Голод

Мануэль  Бернабе Мухика Лайнес, Аргентина


Вокруг неровного частокола из стволов ивы и сейбы, которое окольцовывает плато, ведущее к реке, огни индейцев дымятся днём и ночью. Беззвёздная темнота нагоняет ещё больше страха. Испанцы, осмотрительно выставившие между деревьями посты, видят свет костров, рвущихся во все стороны под яростными порывами ветра, и тени пританцовывающих дикарей. Время от времени ледяное дыхание ветра, проникающего в лачуги из глины и соломы, доносит воинственные кличи и песни. После этого с новой силой возобновляется дождь из подожжённых стрел, и эти горящие кометы освещают мёртвый пейзаж. В перерывах стоны аделантадо(1), лежащего в хижине, добавляют завоевателям ещё больше ужаса. Посадить бы его на стул из сплетённых рук, и с безумством отчаяния размахивая мечами, донести до кораблей, которые покачиваются за каменными пляжами, распустить паруса и отплыть подальше от этой проклятой земли. Но индейцы взяли в осаду, окружили со всех сторон - не дают сделать и шагу. А когда вдруг замолкают крики осаждающих или душераздирающие стоны Мендосы(2) - слышны стенания изъеденных голодом людей, и эти звуки растут как морской прилив, сливаясь с другими голосами, с ударами ядер, с разрозненной стрельбой мушкетов, с грохотом и треском горящих домов.

Так проходят дни  - много дней: никто их не считает. Сегодня нет даже чёрствой крошки, чтобы положить в рот. Всё, что можно было есть, уже давно подобрано, схвачено, съедено: сначала скудные порции, затем гнилая мука, крысы, всякие мерзкие черви и насекомые, а потом вареные сапоги, кожу которых высасывали с безнадёжностью. Сейчас командиры и солдаты лежат повсюду, рядом со угасающими кострами или прислонившись к частоколу. Живые ничем не отличаются от мёртвых.

Дон Педро не может видеть свои опухшие глаза и рот, похожий на иссохший инжир - но внутри хлипкой, богато обставленной хижины его преследуют призраки лиц без туловища, которые вылезают из издевательской роскоши мебели, привезенной из Гуадикса, вплетаются в громадный гобелен с эмблемами ордена Сантьяго(3), возникают на столах, рядом с бесполезными Эразмом Ротердамским  и Виргилием, между перевернутой столовой посудой, в которой уже давно не было никакой еды и на глянце которой выведена  «Аве, Мария!» - геральдический знак его предков.

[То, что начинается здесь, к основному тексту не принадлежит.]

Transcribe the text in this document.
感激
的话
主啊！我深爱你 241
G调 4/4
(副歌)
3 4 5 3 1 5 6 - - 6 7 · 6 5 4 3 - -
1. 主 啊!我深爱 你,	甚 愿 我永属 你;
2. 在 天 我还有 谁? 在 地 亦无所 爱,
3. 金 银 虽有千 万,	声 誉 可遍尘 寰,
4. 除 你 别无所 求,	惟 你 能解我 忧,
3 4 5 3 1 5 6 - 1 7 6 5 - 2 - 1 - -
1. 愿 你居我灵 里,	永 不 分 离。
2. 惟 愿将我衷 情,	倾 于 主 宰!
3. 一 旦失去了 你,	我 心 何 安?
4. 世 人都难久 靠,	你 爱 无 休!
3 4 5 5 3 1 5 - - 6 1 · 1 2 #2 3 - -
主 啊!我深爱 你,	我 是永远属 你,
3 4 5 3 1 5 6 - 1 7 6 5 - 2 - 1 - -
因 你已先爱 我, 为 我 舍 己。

Больной корчится, словно одержимый бесом. Его правая рука, на которую намотаны деревянные чётки, хватается за кисти кровати. Он с яростью тянет их, как будто хочет сдёрнуть атласный балдахин и схорониться под его вышитыми символами. Но даже там его настигли бы стоны его отряда. Даже туда проникли бы призрачные голоса Осорио, которого растерзали на пляже Ханейро, и его брата дона Диего, добитого керандийцами(4) в праздник Тела и Крови Христовых, и далёкие голоса тех, кто призывал грабить Рима, когда Папа Климент VII вынужден был укрыться со своими кардиналами в замке Сант-Анжело(5).
 
И если бы не эти нечеловеческие стоны, идущие из глубин глоток, изо ртов с отрезанными языками - задыхаться бы ему сейчас от вони разлагающейся плоти, которая заполняет комнату сильнее запаха лекарств. Не надо выглядывать в окно, чтобы увидеть, что снаружи, в самой что ни есть реальности, качаются трупы трёх испанцев, которых он отправил на виселицу за то, что они украли и съели лошадь. Он представляет их изуродованные тела с отрезанными ногами, которые солдаты уже  сожрали.

Когда же вернётся Айолас(6)? Когда вернутся те, кто отправился в Бразилию в поисках еды? Когда же, наконец, закончатся эти мучения и они отправятся в районы, богатые жемчугом и медью? Он кусает губы, но из груди вырывается жуткий рёв, а его мутный взгляд обращается к серебряной посуде, где расписной щит маркиза Сантильяна(7) начинает превращаться в красные и зеленые фрукты.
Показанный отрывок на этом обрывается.